By Rich Harwood
President Trump’s first 100 Days is fast approaching, and he and his administration are racing to get things done in order to declare success. Many Americans, the news media and political pundits, among others, will offer their own opinions on his performance. But here’s a different question to consider at this juncture of the new president’s term: What about “our” first 100 days—how are we responding to the challenges around us?
There was both extreme anger and elation after the president’s election. Those emotions have only deepened since Election Day. But let’s face it: They alone will not get our communities—our society—where it needs to go. They alone will not help us to find a path to create what we seek. Instead, they pose real and potent dangers to our society.
These emotions lock us into knee-jerk reactions when we hear the sounds of our “opponents” voices and perspectives.
They create a fear of the other—where we inevitably, oftentimes without even realizing it, demonize those who are different from ourselves.
We form lines of resistance as if merely blocking action will lead to the creation of something better.
We raise our voices to advocate as if that will convince others to come to abandon their own view and adopt our own.
We professionals often think that the answer to the conditions the country now confronts is to double-down on our well-worn professional responses. If only we had more data we could solve the problems at hand. If only if we set better metrics and measure more outcomes more precisely. If only if we craft more sophisticated projects. If only our advocacy takes on even more sharp-elbowed techniques.

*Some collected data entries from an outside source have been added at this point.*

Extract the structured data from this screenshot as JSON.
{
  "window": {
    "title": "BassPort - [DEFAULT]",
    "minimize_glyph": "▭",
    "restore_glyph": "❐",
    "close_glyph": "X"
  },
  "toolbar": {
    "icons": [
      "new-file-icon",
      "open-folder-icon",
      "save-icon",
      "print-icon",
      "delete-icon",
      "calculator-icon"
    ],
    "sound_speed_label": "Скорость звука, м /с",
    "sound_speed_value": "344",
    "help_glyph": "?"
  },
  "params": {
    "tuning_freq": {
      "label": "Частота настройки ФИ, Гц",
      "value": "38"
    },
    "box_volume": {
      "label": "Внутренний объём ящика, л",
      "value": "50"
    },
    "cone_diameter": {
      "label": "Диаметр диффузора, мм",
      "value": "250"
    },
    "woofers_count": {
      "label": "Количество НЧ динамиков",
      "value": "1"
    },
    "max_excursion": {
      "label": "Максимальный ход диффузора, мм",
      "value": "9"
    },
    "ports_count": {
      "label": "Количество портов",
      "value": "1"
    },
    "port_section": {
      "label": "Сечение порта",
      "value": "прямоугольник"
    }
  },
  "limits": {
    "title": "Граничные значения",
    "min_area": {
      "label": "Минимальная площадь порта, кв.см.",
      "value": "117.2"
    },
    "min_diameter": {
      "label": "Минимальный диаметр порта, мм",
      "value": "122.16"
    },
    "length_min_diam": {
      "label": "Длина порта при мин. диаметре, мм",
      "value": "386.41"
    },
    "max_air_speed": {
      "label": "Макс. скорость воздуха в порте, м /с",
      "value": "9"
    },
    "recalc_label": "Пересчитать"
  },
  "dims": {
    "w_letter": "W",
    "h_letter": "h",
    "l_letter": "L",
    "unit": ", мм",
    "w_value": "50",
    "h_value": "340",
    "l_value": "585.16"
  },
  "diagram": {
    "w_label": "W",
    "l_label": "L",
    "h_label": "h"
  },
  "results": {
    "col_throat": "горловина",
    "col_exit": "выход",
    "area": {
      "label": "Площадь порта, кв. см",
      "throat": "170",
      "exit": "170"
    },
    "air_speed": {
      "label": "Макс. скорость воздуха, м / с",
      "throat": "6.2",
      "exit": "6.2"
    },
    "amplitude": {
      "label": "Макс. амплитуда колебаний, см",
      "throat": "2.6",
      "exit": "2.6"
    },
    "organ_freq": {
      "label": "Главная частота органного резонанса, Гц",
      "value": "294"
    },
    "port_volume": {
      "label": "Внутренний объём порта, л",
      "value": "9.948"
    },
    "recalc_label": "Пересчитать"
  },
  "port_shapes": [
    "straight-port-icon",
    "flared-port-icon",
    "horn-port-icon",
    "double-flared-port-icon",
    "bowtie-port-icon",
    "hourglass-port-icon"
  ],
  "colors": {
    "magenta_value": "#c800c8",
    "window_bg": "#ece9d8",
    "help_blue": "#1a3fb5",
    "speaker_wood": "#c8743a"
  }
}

Of course, these and other responses all have their place in a complex, pluralistic society; but they will not produce the actions we need. They do not tell us anything more about people’s lives and their lived experiences. They do not help us to better understand different perspectives, what different people value, and their real motivations. They do not lead us to open our eyes and ears and hearts so that we may see and hear others. They do not enable us to heal the wounds that people bear and find new solutions to old problems. They do not ask us to set aside our instinct to demonize others and instead see their humanity.
I grew up in politics and political campaigns. I remember canvassing the streets of Queens, New York when I was five years old with my dad. I worked on 20 political campaigns by the time I was 23 years old, the last one a U.S. presidential race. I understand “political battles.” But those political battles have become endless. Politics has become a game that is about winning at any cost. Fear is now the coin of the realm.
This is not a path to a better society; we can and must choose a different path.
Let me be clear: Our differences are real and big, and we can’t simply sweep aside or ignore the policy debates currently raging. Many people’s livelihoods are at stake, and in some cases even their health and lives. We must make choices about these policies.
But there are fundamental choices that relate to something even more basic which will affect our ability to make policy choices and create a good society. These deal with how we choose to engage in our community life and politics. They are about what kind of country we as Americans are creating through our own reactions—and interactions—to the things that we hear and confront each and every day. They speak to whether we will be brave enough to stand together amid our differences with the faith that we can create something better.
There is no magic wand to wave or wish away the challenges we face. Instead we must make the choice to engage—differently.